今回はその内容も含めて触れていくこととする。


VRChat Playストアでのアプリ版にて、ベータ版ながらAndroid端末対応クライアント提供へ

 今回VRChatを運営するVRChat Inc.は、X(旧Twitter)にて以下のツイートを発表。

続いてVRChat日本語公式アカウントも以下のツイートを行っている。

 これがどういう事かというと、これまでパソコンやOculus Quest向けとしてコンテンツを提供する場を運営してきたVRChatが、Android限定ではあるもののスマートフォンやタブレット端末等のモバイル端末でもログインし遊べるようになったという事だ。
モバイル端末で遊ぶ方法はこれまでリモートデスクトップ系の遠隔接続によるものであり、その操作方法も最適化されてはいない物である。
例えばベッドの上や電車の中、そういったちょっとした時間に接続したいというユーザーにとっては待ち望まれた機能であると言える。

 現在VRSNSではClusterを始めとしたアプリが先行として稼働しており、VR対応という文言を外せば様々なコミュニケーションサービスが生まれている。
そういった中でこれまでモバイル環境に進出して来なかったVRChatのAndroid端末対応は、今後さらなる業界の活性化に一役買う可能性は大いにあると見て良いだろう。

実際の動作は非常に軽快

 今回リリースされたベータ版のアプリを早速筆者のスマートフォンでも動作させてみたので、以下にその報告を行わせて頂く。
参考までに筆者のスマートフォンは「Galaxy S22 Ultra」、CPUはSnapdragon 8 Gen 1(2.9GHz+1.7GHz)のオクタコア、RAMは12GBである。
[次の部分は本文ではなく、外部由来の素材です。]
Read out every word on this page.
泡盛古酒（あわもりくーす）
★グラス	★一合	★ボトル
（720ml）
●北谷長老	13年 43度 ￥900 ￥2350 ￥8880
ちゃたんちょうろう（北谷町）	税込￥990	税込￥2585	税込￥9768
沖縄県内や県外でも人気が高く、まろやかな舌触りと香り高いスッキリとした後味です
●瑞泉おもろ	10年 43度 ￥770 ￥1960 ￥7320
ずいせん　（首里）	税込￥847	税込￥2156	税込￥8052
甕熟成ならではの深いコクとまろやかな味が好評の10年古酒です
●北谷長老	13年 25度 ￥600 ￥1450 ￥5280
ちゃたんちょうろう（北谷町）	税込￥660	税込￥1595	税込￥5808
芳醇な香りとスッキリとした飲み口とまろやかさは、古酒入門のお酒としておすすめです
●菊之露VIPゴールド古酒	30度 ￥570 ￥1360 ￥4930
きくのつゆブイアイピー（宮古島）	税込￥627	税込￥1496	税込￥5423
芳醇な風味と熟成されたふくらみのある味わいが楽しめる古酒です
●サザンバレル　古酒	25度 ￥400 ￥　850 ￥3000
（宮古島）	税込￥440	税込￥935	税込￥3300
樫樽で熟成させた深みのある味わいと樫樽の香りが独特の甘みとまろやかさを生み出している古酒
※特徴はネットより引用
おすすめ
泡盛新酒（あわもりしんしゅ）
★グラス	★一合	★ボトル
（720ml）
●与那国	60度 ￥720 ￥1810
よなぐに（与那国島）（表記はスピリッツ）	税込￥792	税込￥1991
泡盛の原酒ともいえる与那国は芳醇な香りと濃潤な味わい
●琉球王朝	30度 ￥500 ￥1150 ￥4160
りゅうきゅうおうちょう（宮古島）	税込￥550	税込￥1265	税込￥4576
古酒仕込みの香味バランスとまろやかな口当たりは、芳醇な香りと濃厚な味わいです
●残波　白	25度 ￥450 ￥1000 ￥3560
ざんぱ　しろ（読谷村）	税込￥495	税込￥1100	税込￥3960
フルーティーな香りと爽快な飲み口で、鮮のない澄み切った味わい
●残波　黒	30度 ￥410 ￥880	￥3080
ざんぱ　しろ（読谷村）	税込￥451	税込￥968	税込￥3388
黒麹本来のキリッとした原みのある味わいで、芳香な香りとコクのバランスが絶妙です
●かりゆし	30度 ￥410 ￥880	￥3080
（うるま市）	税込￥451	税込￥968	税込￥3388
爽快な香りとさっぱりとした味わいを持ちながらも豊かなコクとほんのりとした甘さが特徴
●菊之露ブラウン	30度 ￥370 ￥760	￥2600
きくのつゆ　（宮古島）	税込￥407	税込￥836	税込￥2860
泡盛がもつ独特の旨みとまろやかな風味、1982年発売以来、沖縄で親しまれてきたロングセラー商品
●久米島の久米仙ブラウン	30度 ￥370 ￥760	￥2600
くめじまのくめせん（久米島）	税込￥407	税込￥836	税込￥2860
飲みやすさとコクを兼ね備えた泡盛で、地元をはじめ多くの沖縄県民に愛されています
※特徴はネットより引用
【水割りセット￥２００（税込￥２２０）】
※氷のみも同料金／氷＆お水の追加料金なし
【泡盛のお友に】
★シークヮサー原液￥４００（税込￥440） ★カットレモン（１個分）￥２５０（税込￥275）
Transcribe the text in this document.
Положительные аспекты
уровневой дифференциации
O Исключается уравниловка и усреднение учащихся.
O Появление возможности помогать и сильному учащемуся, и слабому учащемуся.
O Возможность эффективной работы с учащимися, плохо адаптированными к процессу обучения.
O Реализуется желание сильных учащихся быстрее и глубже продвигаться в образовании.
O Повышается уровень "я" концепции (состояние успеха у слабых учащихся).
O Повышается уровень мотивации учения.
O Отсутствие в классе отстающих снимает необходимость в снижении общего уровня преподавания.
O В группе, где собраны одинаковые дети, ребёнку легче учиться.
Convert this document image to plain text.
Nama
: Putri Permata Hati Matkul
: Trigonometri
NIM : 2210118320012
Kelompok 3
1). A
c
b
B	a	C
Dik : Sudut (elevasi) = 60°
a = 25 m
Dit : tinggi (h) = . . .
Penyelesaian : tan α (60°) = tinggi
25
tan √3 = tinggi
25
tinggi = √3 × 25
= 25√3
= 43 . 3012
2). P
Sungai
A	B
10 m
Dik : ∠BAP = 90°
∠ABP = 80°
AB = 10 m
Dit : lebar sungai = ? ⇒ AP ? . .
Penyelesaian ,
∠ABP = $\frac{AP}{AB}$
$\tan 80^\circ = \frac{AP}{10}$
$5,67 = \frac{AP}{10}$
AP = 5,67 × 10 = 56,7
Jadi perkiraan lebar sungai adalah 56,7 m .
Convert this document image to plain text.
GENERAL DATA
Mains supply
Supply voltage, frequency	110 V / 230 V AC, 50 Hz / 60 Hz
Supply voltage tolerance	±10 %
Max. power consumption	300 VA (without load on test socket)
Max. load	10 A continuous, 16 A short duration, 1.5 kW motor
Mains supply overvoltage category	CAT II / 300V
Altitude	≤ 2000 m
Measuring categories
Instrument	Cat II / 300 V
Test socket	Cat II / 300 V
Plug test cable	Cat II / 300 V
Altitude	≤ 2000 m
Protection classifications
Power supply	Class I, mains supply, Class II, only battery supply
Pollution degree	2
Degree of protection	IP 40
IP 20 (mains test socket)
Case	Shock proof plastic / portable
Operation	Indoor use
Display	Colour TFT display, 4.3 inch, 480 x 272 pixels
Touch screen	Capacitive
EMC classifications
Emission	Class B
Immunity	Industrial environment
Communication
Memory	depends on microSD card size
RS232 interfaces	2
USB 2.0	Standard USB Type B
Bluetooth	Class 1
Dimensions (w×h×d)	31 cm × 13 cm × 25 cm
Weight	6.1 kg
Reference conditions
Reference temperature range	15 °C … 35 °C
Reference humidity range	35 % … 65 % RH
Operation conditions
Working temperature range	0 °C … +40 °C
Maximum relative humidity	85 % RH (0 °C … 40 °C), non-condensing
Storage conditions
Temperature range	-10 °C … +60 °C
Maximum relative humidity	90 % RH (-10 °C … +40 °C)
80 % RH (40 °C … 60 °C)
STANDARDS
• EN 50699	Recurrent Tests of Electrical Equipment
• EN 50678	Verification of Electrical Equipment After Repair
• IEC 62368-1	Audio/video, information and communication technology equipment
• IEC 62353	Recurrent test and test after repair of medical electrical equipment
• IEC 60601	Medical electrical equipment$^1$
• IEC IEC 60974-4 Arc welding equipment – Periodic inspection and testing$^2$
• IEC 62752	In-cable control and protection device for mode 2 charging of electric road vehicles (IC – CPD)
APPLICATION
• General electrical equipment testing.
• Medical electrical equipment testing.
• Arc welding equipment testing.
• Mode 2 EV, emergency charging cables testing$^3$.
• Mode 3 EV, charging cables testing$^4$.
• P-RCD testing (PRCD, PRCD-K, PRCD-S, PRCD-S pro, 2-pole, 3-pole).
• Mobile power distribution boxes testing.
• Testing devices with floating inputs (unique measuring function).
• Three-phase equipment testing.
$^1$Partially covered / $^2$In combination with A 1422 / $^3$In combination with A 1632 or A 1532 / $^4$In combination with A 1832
 まず訪れたのはバーチャルマーケット2023 Winterの各会場である。
今回Quest対応を行っている【イマネジア】 王都マギカとエントランスにログイン。
その様子が以下のSSである。

ホーム画面

 見てのとおり縦持ち・横持ちそれぞれに対応しており、マイクはある程度制御しやすいプッシュ・トゥ・トーク方式である。
インターフェイスとしてはよくあるスマートフォン向け3Dコンテンツとそう変わるものではなく、メニューは右下のハンバーガーメニューをタップする事で表示できる。
またコンテンツを比較的遠距離から、該当部分をタップする事でアクティベート出来るというデスクトップモードには無い便利な機能も持っている。
スクリーンショットの撮影などは滞りなく行うことが出来た。

 次に訪れたのは、バーチャルマーケット2023Winter期間中に株式会社JVCケンウッドが提供している広瀬香美氏が歌って踊るバーチャルライブ会場「JVCKENWOOD Kohmi Hirose VR LIVE」だ。
こちらはライブ開始時にデータの読み込みを行うため、10秒程音声に遅延やループが発生する状況となった。
しかしそれ以降は快適で、他のユーザーが参加していても問題なく最後までライヴを観ることが可能であった。

 最後に負荷テストとして、12人ほどがすでにJoinしているワールドに訪問した。
こちらも動作が重くなることは無かったので、最終的な評価基準としてはMeta Quest2搭載のSoCであるQualcomm Snapdragon XR2とメモリ6GBを上回る性能であれば、モバイル端末としては問題なく動作すると見て良いのではないだろうか。
未だベータ版ではあるため注意が必要ではあるが、昨今登場しているハイスペックなスマートフォンであれば動作に支障は無いと考えられる。

これからのVRChat市場

 今回のAndroid版対応は大きなうねりを生み出す可能性は十二分にある。
というのも、より手軽にVRChatへ入ることが出来るようになったユーザーが求めるのは現状Android版でも入れるQuest対応のワールドへのアクセス経路である。
現状こういったワールドを取りまとめている便利なハブ機能を持ったワールドとして、ウミウシヲ氏が手掛けられている「クエストトビラ」といったワールドが挙げられる。

ウミウシヲ氏の「クエストトビラ」



特にAndroid版が初めての体験となるユーザーであれば、導線を探すのにわかりやすいワールドが増える事に越した事はない。
現状ではアバターアップロードはPCが必要となるほか、Android版でのVRChat Homeはプライベートインスタンスではなく多くのユーザーがいるパブリックインスタンスに放り込まれるという注意点、またローディング画面での音声に若干のノイズが入るといった少々の不具合も発生している。

 とはいえ今回ベータ版とはいえ全ユーザーが利用可能な形となったAndroid版VRChat。今後VRChatにまた大きな人口流入が起きる可能性もある今回のアプリアップデートは、多くの人に衝撃をもって迎えられるだろう。